Daftar Lima Tuntutan BEM UI dalam Demo Hari Ini, Salah Satunya Setop MBG
Badan Eksekutif Mahasiswa Universitas Indonesia (BEM UI) menggelar long march dan menyampaikan lima tuntutan dalam aksi demonstrasi yang digelar hari ini.
Melalui aksi, BEM UI berharap masyarakat lebih mengetahui kondisi yang mereka nilai tengah dihadapi rakyat saat ini. Ketua BEM UI, Yatalathof Ma'shum mengatakan demonstrasi tersebut bertujuan membangun kesadaran publik terkait persoalan ekonomi dan sosial yang terjadi dan dirasakan oleh seluruh lapisan masyarakat.
"Ini sudah bukan lagi masalah Anda pemilih 01, pemilih 02, pemilih 03. Ini adalah Anda sebagai rakyat, entah ibu rumah tangga, pekerja atau pengangguran, atau mahasiswa. Kita sama-sama menderita," ujarnya di Bundaran HI, Jakarta Pusat, pada Jumat (12/6), siang.

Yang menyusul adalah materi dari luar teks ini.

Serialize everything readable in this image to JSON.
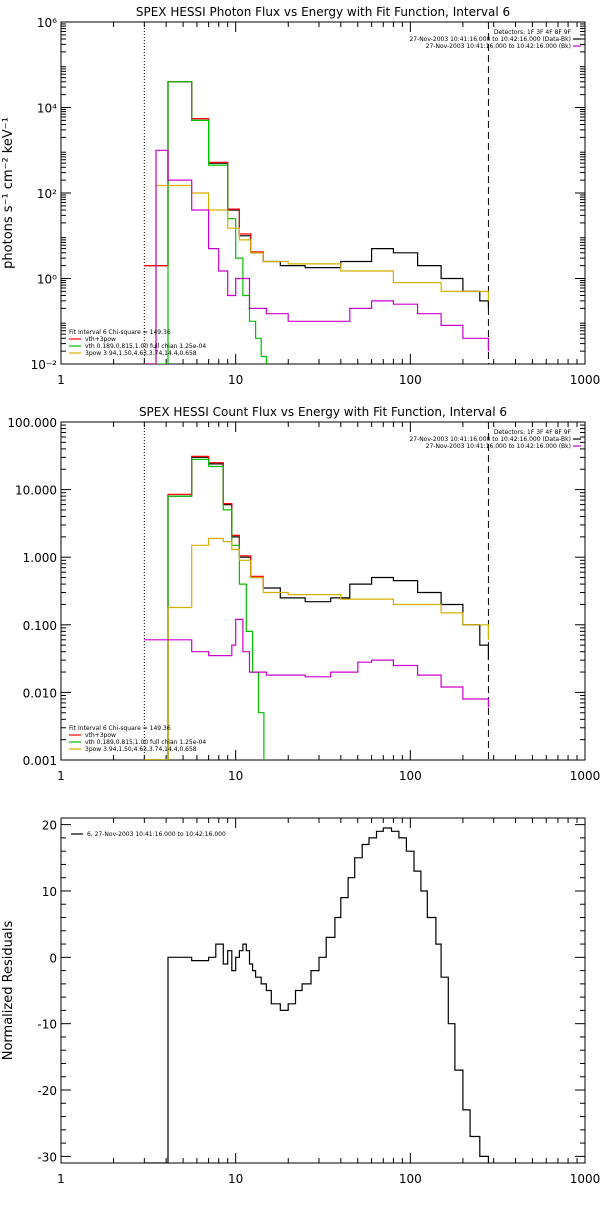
{
  "chart_data": [
    {
      "type": "line",
      "title": "SPEX HESSI Photon Flux vs Energy with Fit Function, Interval 6",
      "ylabel": "photons s⁻¹ cm⁻² keV⁻¹",
      "xlabel": "",
      "xscale": "log",
      "yscale": "log",
      "xlim": [
        1,
        1000
      ],
      "ylim": [
        0.01,
        1000000
      ],
      "xtick_labels": [
        "1",
        "10",
        "100",
        "1000"
      ],
      "ytick_labels": [
        "10⁻²",
        "10⁰",
        "10²",
        "10⁴",
        "10⁶"
      ],
      "vlines": [
        {
          "x": 3,
          "style": "dotted"
        },
        {
          "x": 280,
          "style": "dashed"
        }
      ],
      "legend_top_right": [
        "Detectors: 1F 3F 4F 8F 9F",
        "27-Nov-2003 10:41:16.000 to 10:42:16.000 (Data-Bk)",
        "27-Nov-2003 10:41:16.000 to 10:42:16.000 (Bk)"
      ],
      "legend_bottom_left": {
        "header": "Fit Interval 6   Chi-square = 149.36",
        "entries": [
          "vth+3pow",
          "vth 0.189,0.815,1.00  full chian 1.25e-04",
          "3pow 3.94,1.50,4.63,3.74,14.4,0.658"
        ]
      },
      "series": [
        {
          "role": "data-bk",
          "color": "#000000",
          "x": [
            3.0,
            4.1,
            5.6,
            7.0,
            9.0,
            10.5,
            12.2,
            14.4,
            18.0,
            25.0,
            40.0,
            60.0,
            80.0,
            110.0,
            150.0,
            200.0,
            250.0,
            280.0
          ],
          "y": [
            2.0,
            40000,
            5000,
            500,
            40,
            10,
            4.0,
            2.5,
            2.0,
            1.8,
            2.5,
            5.0,
            4.0,
            2.0,
            1.0,
            0.5,
            0.3,
            0.2
          ]
        },
        {
          "role": "model-total",
          "color": "#ff0000",
          "x": [
            3.0,
            4.1,
            5.6,
            7.0,
            9.0,
            10.5,
            12.2,
            14.4
          ],
          "y": [
            2.0,
            40000,
            5500,
            520,
            42,
            11,
            4.2,
            2.5
          ]
        },
        {
          "role": "model-thermal",
          "color": "#00c000",
          "x": [
            3.0,
            4.1,
            5.6,
            7.0,
            9.0,
            10.0,
            11.0,
            12.0,
            13.0,
            14.0,
            15.0
          ],
          "y": [
            0.01,
            40000,
            5000,
            450,
            25,
            3.0,
            0.4,
            0.1,
            0.04,
            0.015,
            0.01
          ]
        },
        {
          "role": "model-powerlaw",
          "color": "#d4b000",
          "x": [
            3.0,
            3.5,
            4.1,
            5.6,
            7.0,
            9.0,
            10.5,
            12.2,
            14.4,
            20.0,
            40.0,
            80.0,
            150.0,
            280.0
          ],
          "y": [
            0.01,
            150,
            150,
            100,
            40,
            15,
            8.0,
            4.0,
            2.5,
            2.2,
            1.5,
            0.8,
            0.5,
            0.3
          ]
        },
        {
          "role": "background",
          "color": "#cc00cc",
          "x": [
            3.0,
            3.5,
            4.1,
            5.6,
            7.0,
            8.0,
            9.0,
            10.0,
            12.0,
            15.0,
            20.0,
            30.0,
            45.0,
            60.0,
            80.0,
            110.0,
            150.0,
            200.0,
            280.0
          ],
          "y": [
            0.01,
            1000,
            200,
            40,
            5.0,
            1.5,
            0.4,
            1.0,
            0.2,
            0.15,
            0.1,
            0.1,
            0.2,
            0.3,
            0.25,
            0.15,
            0.08,
            0.04,
            0.02
          ]
        }
      ]
    },
    {
      "type": "line",
      "title": "SPEX HESSI Count Flux vs Energy with Fit Function, Interval 6",
      "xlabel": "",
      "ylabel": "",
      "xscale": "log",
      "yscale": "log",
      "xlim": [
        1,
        1000
      ],
      "ylim": [
        0.001,
        100
      ],
      "xtick_labels": [
        "1",
        "10",
        "100",
        "1000"
      ],
      "ytick_labels": [
        "0.001",
        "0.010",
        "0.100",
        "1.000",
        "10.000",
        "100.000"
      ],
      "vlines": [
        {
          "x": 3,
          "style": "dotted"
        },
        {
          "x": 280,
          "style": "dashed"
        }
      ],
      "legend_top_right": [
        "Detectors: 1F 3F 4F 8F 9F",
        "27-Nov-2003 10:41:16.000 to 10:42:16.000 (Data-Bk)",
        "27-Nov-2003 10:41:16.000 to 10:42:16.000 (Bk)"
      ],
      "legend_bottom_left": {
        "header": "Fit Interval 6   Chi-square = 149.36",
        "entries": [
          "vth+3pow",
          "vth 0.189,0.815,1.00  full chian 1.25e-04",
          "3pow 3.94,1.50,4.63,3.74,14.4,0.658"
        ]
      },
      "series": [
        {
          "role": "data-bk",
          "color": "#000000",
          "x": [
            3.0,
            4.1,
            5.6,
            7.0,
            8.5,
            9.5,
            10.5,
            12.2,
            14.4,
            18.0,
            25.0,
            35.0,
            45.0,
            60.0,
            80.0,
            110.0,
            150.0,
            200.0,
            250.0,
            280.0
          ],
          "y": [
            0.001,
            8.0,
            30.0,
            24.0,
            6.0,
            2.0,
            1.0,
            0.5,
            0.35,
            0.25,
            0.22,
            0.25,
            0.4,
            0.5,
            0.45,
            0.3,
            0.2,
            0.1,
            0.05,
            0.03
          ]
        },
        {
          "role": "model-total",
          "color": "#ff0000",
          "x": [
            3.0,
            4.1,
            5.6,
            7.0,
            8.5,
            9.5,
            10.5,
            12.2,
            14.4
          ],
          "y": [
            0.001,
            8.5,
            31.0,
            25.0,
            6.2,
            2.1,
            1.05,
            0.52,
            0.36
          ]
        },
        {
          "role": "model-thermal",
          "color": "#00c000",
          "x": [
            3.0,
            4.1,
            5.6,
            7.0,
            8.5,
            9.5,
            10.5,
            11.5,
            12.5,
            13.5,
            14.5
          ],
          "y": [
            0.001,
            8.0,
            28.0,
            22.0,
            5.0,
            1.5,
            0.4,
            0.08,
            0.02,
            0.005,
            0.001
          ]
        },
        {
          "role": "model-powerlaw",
          "color": "#d4b000",
          "x": [
            3.0,
            4.1,
            5.6,
            7.0,
            8.5,
            9.5,
            10.5,
            12.2,
            14.4,
            20.0,
            40.0,
            80.0,
            150.0,
            200.0,
            280.0
          ],
          "y": [
            0.001,
            0.18,
            1.5,
            1.9,
            1.7,
            1.3,
            0.9,
            0.5,
            0.3,
            0.28,
            0.24,
            0.2,
            0.15,
            0.1,
            0.06
          ]
        },
        {
          "role": "background",
          "color": "#cc00cc",
          "x": [
            3.0,
            4.1,
            5.6,
            7.0,
            8.5,
            9.5,
            10.0,
            11.0,
            12.0,
            15.0,
            25.0,
            35.0,
            50.0,
            60.0,
            80.0,
            110.0,
            150.0,
            200.0,
            280.0
          ],
          "y": [
            0.06,
            0.06,
            0.04,
            0.035,
            0.035,
            0.05,
            0.12,
            0.04,
            0.02,
            0.018,
            0.017,
            0.02,
            0.028,
            0.03,
            0.025,
            0.018,
            0.012,
            0.008,
            0.006
          ]
        }
      ]
    },
    {
      "type": "line",
      "title": "",
      "xlabel": "",
      "ylabel": "Normalized  Residuals",
      "xscale": "log",
      "yscale": "linear",
      "xlim": [
        1,
        1000
      ],
      "ylim": [
        -31,
        21
      ],
      "xtick_labels": [
        "1",
        "10",
        "100",
        "1000"
      ],
      "ytick_labels": [
        "-30",
        "-20",
        "-10",
        "0",
        "10",
        "20"
      ],
      "legend": "6, 27-Nov-2003 10:41:16.000 to 10:42:16.000",
      "series": [
        {
          "role": "residuals",
          "color": "#000000",
          "x": [
            3.0,
            4.1,
            5.6,
            7.0,
            7.7,
            8.5,
            9.0,
            9.5,
            10.0,
            10.5,
            11.0,
            11.5,
            12.0,
            12.5,
            13.0,
            14.0,
            15.0,
            16.0,
            18.0,
            20.0,
            22.0,
            24.0,
            27.0,
            30.0,
            33.0,
            37.0,
            40.0,
            44.0,
            48.0,
            53.0,
            58.0,
            64.0,
            70.0,
            78.0,
            86.0,
            95.0,
            105.0,
            115.0,
            125.0,
            140.0,
            150.0,
            165.0,
            180.0,
            200.0,
            220.0,
            250.0,
            280.0
          ],
          "y": [
            -31,
            0,
            -0.5,
            0,
            2,
            -1,
            1,
            -2,
            0,
            1,
            2,
            1,
            -1,
            -2,
            -3,
            -4,
            -5,
            -7,
            -8,
            -7,
            -5,
            -4,
            -2,
            0,
            3,
            6,
            9,
            12,
            15,
            17,
            18,
            19,
            19.5,
            19,
            18,
            16,
            13,
            10,
            6,
            2,
            -3,
            -10,
            -17,
            -23,
            -27,
            -30,
            -31
          ]
        }
      ]
    }
  ]
}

Adapun lima tuntutan mahasiswa hari ini adalah:
- Mendesak pemerintah menghentikan pemborosan anggaran pendapatan dan belanja negara (APBN).
- Menurunkan harga kebutuhan pokok dan bahan bakar minyak (BBM) yang dinilai semakin membebani masyarakat.
- Menghentikan program Makan Bergizi Gratis (MBG) dan pembangunan Koperasi Desa Merah Putih.
- Menghentikan keterlibatan militer di ranah sipil
- Meminta Presiden Prabowo Subianto tidak menghindari kritik publik dan mengakui kesalahan pemerintah dalam berbagai persoalan yang dinilai berdampak pada masyarakat.
Mahasiswa awalnya berencana berdemo di Bundaran HI. Namun, mereka terpaksa berpindah ke arah Dukuh Atas usai akses menuju bundaran tersebut ditutup aparat.
Aksi juga diikuti Front Mahasiswa Nasional (FMN). Dalam rilis persnya, FMN mendesak pemerintah menurunkan harga seluruh jenis BBM serta menekan harga kebutuhan produksi dan kebutuhan hidup masyarakat.
Mereka juga menuntut penghentian program MBG dan Koperasi Desa Merah Putih. Selain itu, FMN meminta pemerintah menghentikan pembangunan Batalyon Teritorial Pembangunan. FMN turut menyoroti penempatan perwira aktif militer dan kepolisian, serta purnawirawan, di sejumlah jabatan sipil strategis. Organisasi tersebut mendesak aparat menindak para kapitalis birokrat yang dinilai terlibat korupsi.